The activities of the Private Company Council (PCC) could create new compliance challenges for public companies that make acquisitions if the acquired entities or investees have financial statements prepared in accordance with any private company accounting standards. In December 2013, the PCC—an organization created in 2012 by the Financial Accounting Foundation’s board of trustees to examine whether private companies should have different accounting standards—and the FASB announced their issuance of a Private Company Decision-Making Framework. The FASB also adopted a definition of a “public business entity.” The framework and the new definition are intended to assist the FASB and PCC in determining whether to provide alternative standards for private companies reporting under U.S. GAAP. The only entities that will be able to rely on the accounting standards for private companies are those that do not fall under the new definition of “public business entity.”

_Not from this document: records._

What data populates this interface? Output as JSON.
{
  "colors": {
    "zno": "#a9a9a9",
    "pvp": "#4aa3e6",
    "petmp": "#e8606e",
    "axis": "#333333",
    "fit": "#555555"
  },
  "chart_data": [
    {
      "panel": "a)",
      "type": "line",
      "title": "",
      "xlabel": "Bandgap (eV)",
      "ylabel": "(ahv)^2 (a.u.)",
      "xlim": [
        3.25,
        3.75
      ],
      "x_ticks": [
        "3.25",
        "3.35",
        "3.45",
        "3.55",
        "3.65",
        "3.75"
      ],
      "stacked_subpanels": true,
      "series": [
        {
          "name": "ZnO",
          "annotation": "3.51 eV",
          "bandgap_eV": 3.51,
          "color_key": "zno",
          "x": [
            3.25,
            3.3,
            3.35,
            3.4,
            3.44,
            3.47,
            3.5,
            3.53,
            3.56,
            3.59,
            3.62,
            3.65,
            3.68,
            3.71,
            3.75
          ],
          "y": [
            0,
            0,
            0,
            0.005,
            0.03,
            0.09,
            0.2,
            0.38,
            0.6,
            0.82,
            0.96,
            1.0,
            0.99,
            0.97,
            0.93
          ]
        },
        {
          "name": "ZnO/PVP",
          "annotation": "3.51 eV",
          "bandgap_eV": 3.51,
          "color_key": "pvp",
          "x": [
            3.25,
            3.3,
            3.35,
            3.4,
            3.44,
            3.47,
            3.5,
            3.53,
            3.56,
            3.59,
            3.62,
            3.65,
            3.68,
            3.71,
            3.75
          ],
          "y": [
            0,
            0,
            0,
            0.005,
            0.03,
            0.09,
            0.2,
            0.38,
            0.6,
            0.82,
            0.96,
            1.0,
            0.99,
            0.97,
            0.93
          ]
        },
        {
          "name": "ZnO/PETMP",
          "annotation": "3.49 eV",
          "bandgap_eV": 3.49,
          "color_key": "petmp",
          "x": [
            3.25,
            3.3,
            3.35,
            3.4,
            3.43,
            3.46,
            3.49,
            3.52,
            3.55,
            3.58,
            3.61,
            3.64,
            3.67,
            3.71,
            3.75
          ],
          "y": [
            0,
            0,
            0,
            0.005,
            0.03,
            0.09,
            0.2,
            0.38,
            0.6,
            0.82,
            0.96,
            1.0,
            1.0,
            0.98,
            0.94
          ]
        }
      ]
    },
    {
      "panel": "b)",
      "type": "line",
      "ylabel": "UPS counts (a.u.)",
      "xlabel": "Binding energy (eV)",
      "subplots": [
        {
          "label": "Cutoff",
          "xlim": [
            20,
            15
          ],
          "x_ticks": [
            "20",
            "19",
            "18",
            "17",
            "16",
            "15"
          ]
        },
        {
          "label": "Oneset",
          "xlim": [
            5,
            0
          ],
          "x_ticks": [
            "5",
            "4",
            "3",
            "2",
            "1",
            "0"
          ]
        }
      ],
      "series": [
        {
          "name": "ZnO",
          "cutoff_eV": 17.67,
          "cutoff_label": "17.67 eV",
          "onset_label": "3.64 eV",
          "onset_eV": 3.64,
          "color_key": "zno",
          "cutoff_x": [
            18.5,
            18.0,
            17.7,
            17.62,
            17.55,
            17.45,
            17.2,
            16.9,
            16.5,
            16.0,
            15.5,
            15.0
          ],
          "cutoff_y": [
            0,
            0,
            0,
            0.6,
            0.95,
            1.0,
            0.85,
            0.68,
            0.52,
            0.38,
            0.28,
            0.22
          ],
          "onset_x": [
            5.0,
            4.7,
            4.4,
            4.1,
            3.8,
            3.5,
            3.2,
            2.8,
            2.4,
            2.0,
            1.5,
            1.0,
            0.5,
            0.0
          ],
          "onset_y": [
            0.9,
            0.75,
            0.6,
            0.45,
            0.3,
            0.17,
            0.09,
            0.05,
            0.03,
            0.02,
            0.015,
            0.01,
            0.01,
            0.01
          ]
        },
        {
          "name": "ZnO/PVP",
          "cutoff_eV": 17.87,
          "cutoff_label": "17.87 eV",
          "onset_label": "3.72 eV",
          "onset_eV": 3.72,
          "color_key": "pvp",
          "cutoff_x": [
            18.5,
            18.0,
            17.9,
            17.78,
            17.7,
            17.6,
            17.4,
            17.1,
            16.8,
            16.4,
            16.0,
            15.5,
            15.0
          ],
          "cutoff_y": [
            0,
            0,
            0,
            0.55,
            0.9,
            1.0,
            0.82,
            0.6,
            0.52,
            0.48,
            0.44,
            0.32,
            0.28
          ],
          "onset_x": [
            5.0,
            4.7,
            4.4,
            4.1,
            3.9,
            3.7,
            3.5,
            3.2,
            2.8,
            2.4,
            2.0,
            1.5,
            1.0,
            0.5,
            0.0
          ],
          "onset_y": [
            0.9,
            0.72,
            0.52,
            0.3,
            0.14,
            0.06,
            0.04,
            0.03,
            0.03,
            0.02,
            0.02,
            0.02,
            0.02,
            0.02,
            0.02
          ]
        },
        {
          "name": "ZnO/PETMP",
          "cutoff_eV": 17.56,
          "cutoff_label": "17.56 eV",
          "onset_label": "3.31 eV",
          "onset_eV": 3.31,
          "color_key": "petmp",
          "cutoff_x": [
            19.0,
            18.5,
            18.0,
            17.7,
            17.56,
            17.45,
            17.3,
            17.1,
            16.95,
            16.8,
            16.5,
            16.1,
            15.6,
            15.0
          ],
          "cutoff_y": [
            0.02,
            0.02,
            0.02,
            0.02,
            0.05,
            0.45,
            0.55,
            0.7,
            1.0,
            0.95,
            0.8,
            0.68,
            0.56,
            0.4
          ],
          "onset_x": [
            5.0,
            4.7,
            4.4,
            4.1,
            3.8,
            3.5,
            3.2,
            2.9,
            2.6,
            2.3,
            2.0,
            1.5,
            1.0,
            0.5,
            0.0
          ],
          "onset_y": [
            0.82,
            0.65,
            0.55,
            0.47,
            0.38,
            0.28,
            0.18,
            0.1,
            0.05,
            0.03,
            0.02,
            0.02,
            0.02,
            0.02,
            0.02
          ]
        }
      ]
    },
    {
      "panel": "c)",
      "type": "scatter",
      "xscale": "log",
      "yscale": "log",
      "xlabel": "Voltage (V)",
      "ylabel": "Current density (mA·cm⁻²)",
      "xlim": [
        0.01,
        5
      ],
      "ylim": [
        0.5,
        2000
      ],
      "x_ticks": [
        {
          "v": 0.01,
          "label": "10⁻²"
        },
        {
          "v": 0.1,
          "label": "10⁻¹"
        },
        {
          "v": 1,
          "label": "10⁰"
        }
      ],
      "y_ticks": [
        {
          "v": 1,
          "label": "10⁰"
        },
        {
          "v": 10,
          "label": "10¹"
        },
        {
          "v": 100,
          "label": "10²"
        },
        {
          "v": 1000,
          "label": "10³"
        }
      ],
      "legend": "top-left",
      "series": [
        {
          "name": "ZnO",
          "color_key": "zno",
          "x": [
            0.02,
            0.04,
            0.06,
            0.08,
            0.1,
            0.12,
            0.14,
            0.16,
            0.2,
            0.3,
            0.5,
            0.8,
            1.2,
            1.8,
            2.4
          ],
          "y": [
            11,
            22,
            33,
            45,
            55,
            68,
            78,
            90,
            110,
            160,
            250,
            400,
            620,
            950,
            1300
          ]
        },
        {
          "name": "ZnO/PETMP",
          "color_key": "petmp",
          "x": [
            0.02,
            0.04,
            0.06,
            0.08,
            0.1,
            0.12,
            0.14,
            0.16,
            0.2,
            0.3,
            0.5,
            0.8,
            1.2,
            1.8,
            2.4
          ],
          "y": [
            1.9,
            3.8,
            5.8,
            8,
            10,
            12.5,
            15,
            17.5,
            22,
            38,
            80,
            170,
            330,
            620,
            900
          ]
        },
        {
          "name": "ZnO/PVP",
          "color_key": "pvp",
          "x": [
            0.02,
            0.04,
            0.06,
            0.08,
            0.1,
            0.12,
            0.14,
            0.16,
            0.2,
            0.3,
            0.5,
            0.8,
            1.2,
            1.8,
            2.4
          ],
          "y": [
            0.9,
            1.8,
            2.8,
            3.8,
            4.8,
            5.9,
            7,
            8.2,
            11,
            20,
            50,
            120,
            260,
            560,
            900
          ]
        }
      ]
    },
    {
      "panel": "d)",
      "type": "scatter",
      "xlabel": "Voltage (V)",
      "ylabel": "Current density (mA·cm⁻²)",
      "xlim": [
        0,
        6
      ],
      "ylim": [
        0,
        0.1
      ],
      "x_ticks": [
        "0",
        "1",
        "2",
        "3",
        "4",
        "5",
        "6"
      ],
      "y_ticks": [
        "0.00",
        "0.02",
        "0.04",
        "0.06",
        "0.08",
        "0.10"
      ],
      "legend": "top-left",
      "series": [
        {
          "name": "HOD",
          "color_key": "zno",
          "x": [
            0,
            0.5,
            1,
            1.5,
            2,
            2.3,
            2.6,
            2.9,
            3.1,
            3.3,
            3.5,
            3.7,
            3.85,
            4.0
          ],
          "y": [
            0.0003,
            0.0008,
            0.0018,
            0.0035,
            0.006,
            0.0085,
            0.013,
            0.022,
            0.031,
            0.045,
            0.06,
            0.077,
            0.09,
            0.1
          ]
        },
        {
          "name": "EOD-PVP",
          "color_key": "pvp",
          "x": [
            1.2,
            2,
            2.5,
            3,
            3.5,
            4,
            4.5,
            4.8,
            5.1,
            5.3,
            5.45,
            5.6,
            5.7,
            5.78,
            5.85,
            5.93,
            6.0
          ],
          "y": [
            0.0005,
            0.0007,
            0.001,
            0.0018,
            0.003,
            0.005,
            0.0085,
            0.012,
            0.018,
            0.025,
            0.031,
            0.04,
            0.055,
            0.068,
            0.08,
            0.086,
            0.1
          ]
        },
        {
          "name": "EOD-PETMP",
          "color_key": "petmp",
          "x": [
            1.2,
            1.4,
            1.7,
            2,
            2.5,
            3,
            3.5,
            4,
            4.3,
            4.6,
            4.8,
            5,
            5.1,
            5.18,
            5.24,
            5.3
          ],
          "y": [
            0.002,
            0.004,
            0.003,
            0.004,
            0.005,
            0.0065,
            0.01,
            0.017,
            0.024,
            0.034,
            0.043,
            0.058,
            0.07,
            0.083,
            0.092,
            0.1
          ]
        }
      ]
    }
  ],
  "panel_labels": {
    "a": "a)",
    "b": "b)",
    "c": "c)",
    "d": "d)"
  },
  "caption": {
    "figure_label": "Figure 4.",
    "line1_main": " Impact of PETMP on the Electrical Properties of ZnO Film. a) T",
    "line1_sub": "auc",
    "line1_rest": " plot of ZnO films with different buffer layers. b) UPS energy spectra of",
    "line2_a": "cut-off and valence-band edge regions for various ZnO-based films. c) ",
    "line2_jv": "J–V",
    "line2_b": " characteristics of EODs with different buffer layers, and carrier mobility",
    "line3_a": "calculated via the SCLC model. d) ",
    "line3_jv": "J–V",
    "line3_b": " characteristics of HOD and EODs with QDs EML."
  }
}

In January 2014, the FASB announced the issuance of accounting standards updates for a different goodwill standard and a simplified hedge accounting standard that private companies may use. The accounting standards will permit private companies to do the following:
- Amortize goodwill over a period of 10 years, unless the company can justify a period of less than 10 years, and test impairment using a simplified goodwill impairment test that will have to be conducted only when a triggering event occurs.
- Simplify the accounting for interest rate swaps that are entered into for the purpose of economically converting variable-rate interest payments to fixed-rate payments.
Both of the new standards will be effective for fiscal years beginning after December 15, 2014 as well as for interim periods within those years; early adoption is permitted.
As a result of the PCC’s goodwill recommendation, the FASB added a project to its agenda on the accounting for goodwill by public business entities and directed its staff to study the alternative adopted for private companies. In response to another PCC recommendation, the FASB issued a proposal in November 2013 to eliminate the current requirement that development-stage companies must present inception to date as well as other unique disclosures. We expect that the FASB will continue to consider whether PCC recommendations are also appropriate for public business entities.
Public companies may be unable to acquire private companies that have relied on the new private company accounting standards because of the SEC’s requirements for financial statements of certain acquired private companies (mandated by Rule 3-05 of Regulation S-X). In addition, public companies may not be able to make investments in such private companies because the new definition of “public business entity” includes any entities whose “financial statements or financial information are required to be or are included in a filing” with the SEC. The FASB listed SEC Rules 3-05, 3-09, and 4-08(g) of Regulation S-X as examples of when entities’ financial statements or financial information are included in an SEC filing. We are hopeful that this means entities will not be considered to be public business entities if their results are reflected in a public company’s financial statements pursuant to the equity method of accounting but are not significant to the public company for purposes of Rule 3-09 or 4-08(g).
Accordingly, in making investments, a public company will need to do the following:
- Examine the extent to which the private company’s financial statements reflect any such exceptions and modifications.
- Evaluate the impact on the public company’s ability to file with the SEC the financial statements of the acquired entity or investee or include the investee’s financial information in its financial statements in accordance with Regulation S-X. However, this may be difficult if the private company does not have the records necessary to prepare financial statements in accordance with public company accounting standards.